In Oklahoma City, the Wall Street Journal reports the city council is considering a plan requiring new retailers in the area to designate at least 500 square feet of space to fresh food.
CNN Business published a story recently called “Dollar stores are everywhere. That’s a problem for poor Americans.”
The article notes rising numbers of dollar stores upset some politicans who believe the discount chains “stifle local competition and limit poor communities’ access to healthy food.
Dollar General and Dollar Tree combine for more than 30,000 stores throughout the U.S. and company officials believe there is room in the market for many thousands more. By way of contrast, Walmart has a paltry 4,700 stores, according to the article.
The USDA offers a visualization of food deserts online in a tool known as the Food Environment Atlas. The Wall Street Journal reports the USDA estimates that 39 million people, or 12.8 percent of the population live in food deserts, with few fresh food choices close by and access to transportation is limited.

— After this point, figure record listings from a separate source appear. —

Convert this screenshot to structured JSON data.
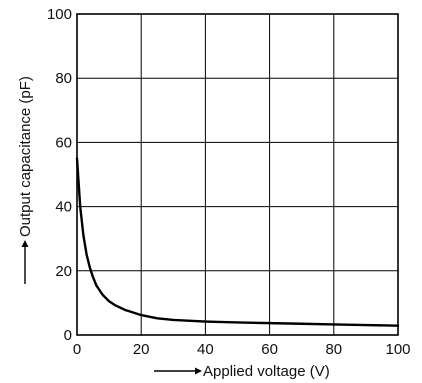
{
  "chart_data": {
    "type": "line",
    "xlabel": "Applied voltage (V)",
    "ylabel": "Output capacitance (pF)",
    "xlim": [
      0,
      100
    ],
    "ylim": [
      0,
      100
    ],
    "x_ticks": [
      "0",
      "20",
      "40",
      "60",
      "80",
      "100"
    ],
    "y_ticks": [
      "0",
      "20",
      "40",
      "60",
      "80",
      "100"
    ],
    "grid": true,
    "series": [
      {
        "x": [
          0,
          1,
          2,
          3,
          4,
          5,
          6,
          8,
          10,
          12,
          15,
          20,
          25,
          30,
          40,
          50,
          60,
          70,
          80,
          90,
          100
        ],
        "y": [
          55,
          40,
          31,
          25,
          21,
          18,
          15.5,
          12.5,
          10.5,
          9.2,
          7.8,
          6.2,
          5.2,
          4.7,
          4.2,
          3.9,
          3.7,
          3.5,
          3.3,
          3.1,
          2.9
        ]
      }
    ]
  }
}
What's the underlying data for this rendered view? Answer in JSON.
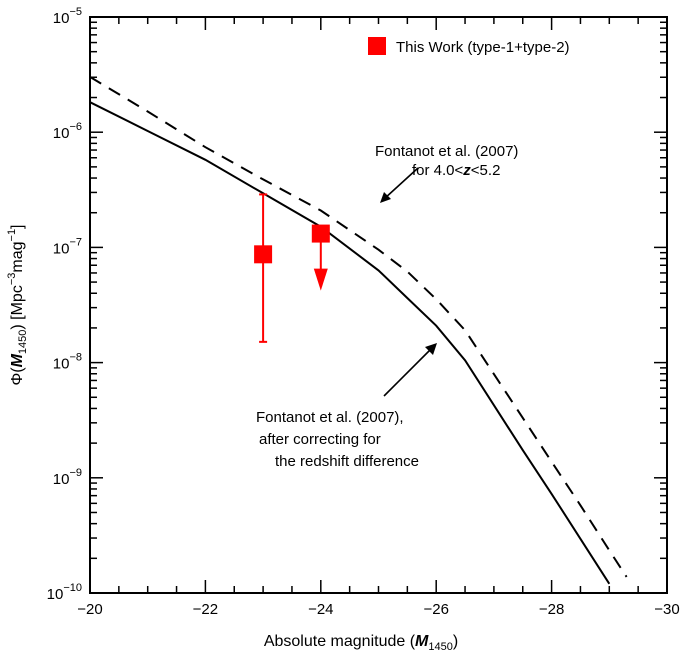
{
  "chart_data": {
    "type": "line",
    "xlabel": "Absolute magnitude (M1450)",
    "xlabel_parts": {
      "prefix": "Absolute magnitude (",
      "var": "M",
      "sub": "1450",
      "suffix": ")"
    },
    "ylabel": "Φ(M1450) [Mpc−3mag−1]",
    "ylabel_parts": {
      "phi": "Φ(",
      "var": "M",
      "sub": "1450",
      "unit_open": ") [Mpc",
      "exp1": "−3",
      "mag": "mag",
      "exp2": "−1",
      "close": "]"
    },
    "xlim": [
      -20,
      -30
    ],
    "ylim_log10": [
      -10,
      -5
    ],
    "y_scale": "log",
    "x_ticks": [
      -20,
      -22,
      -24,
      -26,
      -28,
      -30
    ],
    "x_tick_labels": [
      "−20",
      "−22",
      "−24",
      "−26",
      "−28",
      "−30"
    ],
    "y_ticks_log10": [
      -10,
      -9,
      -8,
      -7,
      -6,
      -5
    ],
    "y_tick_labels": [
      {
        "base": "10",
        "exp": "−10"
      },
      {
        "base": "10",
        "exp": "−9"
      },
      {
        "base": "10",
        "exp": "−8"
      },
      {
        "base": "10",
        "exp": "−7"
      },
      {
        "base": "10",
        "exp": "−6"
      },
      {
        "base": "10",
        "exp": "−5"
      }
    ],
    "series": [
      {
        "style": "solid",
        "color": "#000000",
        "x": [
          -20.0,
          -21.0,
          -22.0,
          -23.0,
          -24.0,
          -25.0,
          -25.5,
          -26.0,
          -26.5,
          -27.0,
          -27.5,
          -28.0,
          -28.5,
          -29.0
        ],
        "log_y": [
          -5.74,
          -5.99,
          -6.24,
          -6.53,
          -6.82,
          -7.2,
          -7.44,
          -7.68,
          -7.98,
          -8.37,
          -8.76,
          -9.14,
          -9.53,
          -9.92
        ]
      },
      {
        "style": "dashed",
        "color": "#000000",
        "x": [
          -20.0,
          -21.0,
          -22.0,
          -23.0,
          -24.0,
          -25.0,
          -25.5,
          -26.0,
          -26.5,
          -27.0,
          -27.5,
          -28.0,
          -28.5,
          -29.0,
          -29.3
        ],
        "log_y": [
          -5.52,
          -5.82,
          -6.13,
          -6.41,
          -6.68,
          -7.02,
          -7.21,
          -7.45,
          -7.72,
          -8.1,
          -8.48,
          -8.86,
          -9.24,
          -9.63,
          -9.86
        ]
      }
    ],
    "points": [
      {
        "x": -23.0,
        "log_y": -7.06,
        "log_err_lo": -7.82,
        "log_err_hi": -6.54,
        "upper_limit": false
      },
      {
        "x": -24.0,
        "log_y": -6.88,
        "upper_limit": true
      }
    ],
    "points_color": "#ff0000",
    "legend": {
      "label": "This Work (type-1+type-2)",
      "placement": "top-right"
    },
    "annotations": [
      {
        "lines": [
          "Fontanot et al. (2007)",
          "for 4.0<z<5.2"
        ]
      },
      {
        "lines": [
          "Fontanot et al. (2007),",
          "after correcting for",
          "the redshift difference"
        ]
      }
    ]
  }
}
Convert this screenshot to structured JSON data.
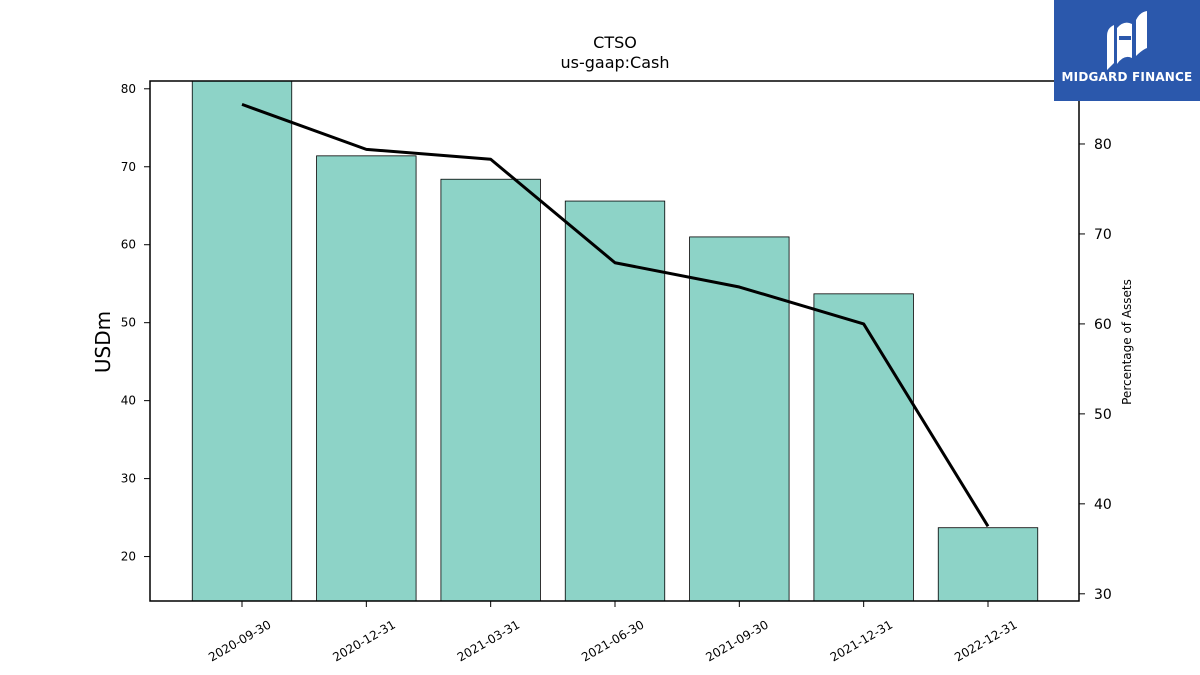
{
  "chart_data": {
    "type": "bar",
    "title": "CTSO",
    "subtitle": "us-gaap:Cash",
    "ylabel": "USDm",
    "y2label": "Percentage of Assets",
    "categories": [
      "2020-09-30",
      "2020-12-31",
      "2021-03-31",
      "2021-06-30",
      "2021-09-30",
      "2021-12-31",
      "2022-12-31"
    ],
    "series": [
      {
        "type": "bar",
        "values": [
          81.0,
          71.4,
          68.4,
          65.6,
          61.0,
          53.7,
          23.7
        ],
        "axis": "left"
      },
      {
        "type": "line",
        "values": [
          84.4,
          79.4,
          78.3,
          66.8,
          64.1,
          60.0,
          37.5
        ],
        "axis": "right"
      }
    ],
    "ylim": [
      14.3,
      81.0
    ],
    "y_ticks": [
      20,
      30,
      40,
      50,
      60,
      70,
      80
    ],
    "y2lim": [
      29.2,
      87.0
    ],
    "y2_ticks": [
      30,
      40,
      50,
      60,
      70,
      80
    ],
    "grid": false,
    "colors": {
      "bar": "#8dd3c7",
      "bar_edge": "#000000",
      "line": "#000000"
    }
  },
  "logo": {
    "text": "MIDGARD FINANCE",
    "background": "#2b58ac"
  }
}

As a way to counter the effect of food deserts, the USDA also is involves the Healthy Food Finacing Initiative, which distributes some grants to improve fresh food access in under-served communities.
Recent publicity about dollar stores adding fresh produce may be overstated. The Wall Street Journal notes that soon, 650 Dollar General locations will sell produce. However, this is still only just 4.1 percent of the company’s 16,000 stores.
States have been engaged with the issue as well but have tended toward the carrot more than the stick:
- Nevada lawmakers last year supported legislation providing providing for tax credits for businesses investing in certain fresh food retailers based in underserved communities and similar areas;
- A Mississippi bill was passed and signed by the governor last year known as the Small Business and Grocer Investment Act” aiming to provide “dedicated source of financing for healthy food retailers operating in underserved communities in Mississippi, in both urban and rural areas, to increase access to affordable healthy food so as to improve diets and health; to promote the sale and consumption of fresh fruits and vegetables, in natural and/or frozen form, particularly those that are Mississippi grown and to support expanded economic opportunities in low-income and rural communities.”
- New Jersey has a similar bill encouraging more fresh produce consumption. A summary of the legislation titled The Healthy Small Food Retailer Acts seeks to provide support to small food retailers operating in the Garden State, in both urban and rural areas, to sell more fresh fruits and vegetables and other healthy foods at affordable prices to neighborhood residents in an effort to improve the health and wellness of all New Jerseyans.
Finally, CNN Business had an opinion piece by Darya Minovi called “Dollar General isn’t doing enough to bring healthy food to low-income Americans.”
Minovi, a policy associate at the Center for Science in the Public Interest focusing on healthy retail policies, sums up her piece in this way:
“To make a meaningful difference for consumers, Dollar General will need to prioritize fresh produce and more nutritious options. If not, communities will continue to follow the example of places like Tulsa, OK; New Orleans; and Mesquite, TX, which have instituted policies to limit the rapid expansion of dollar stores, given their anticompetitive impacts. The success of America’s fastest-growing food retailer should not come at the expense of Americans’ health.”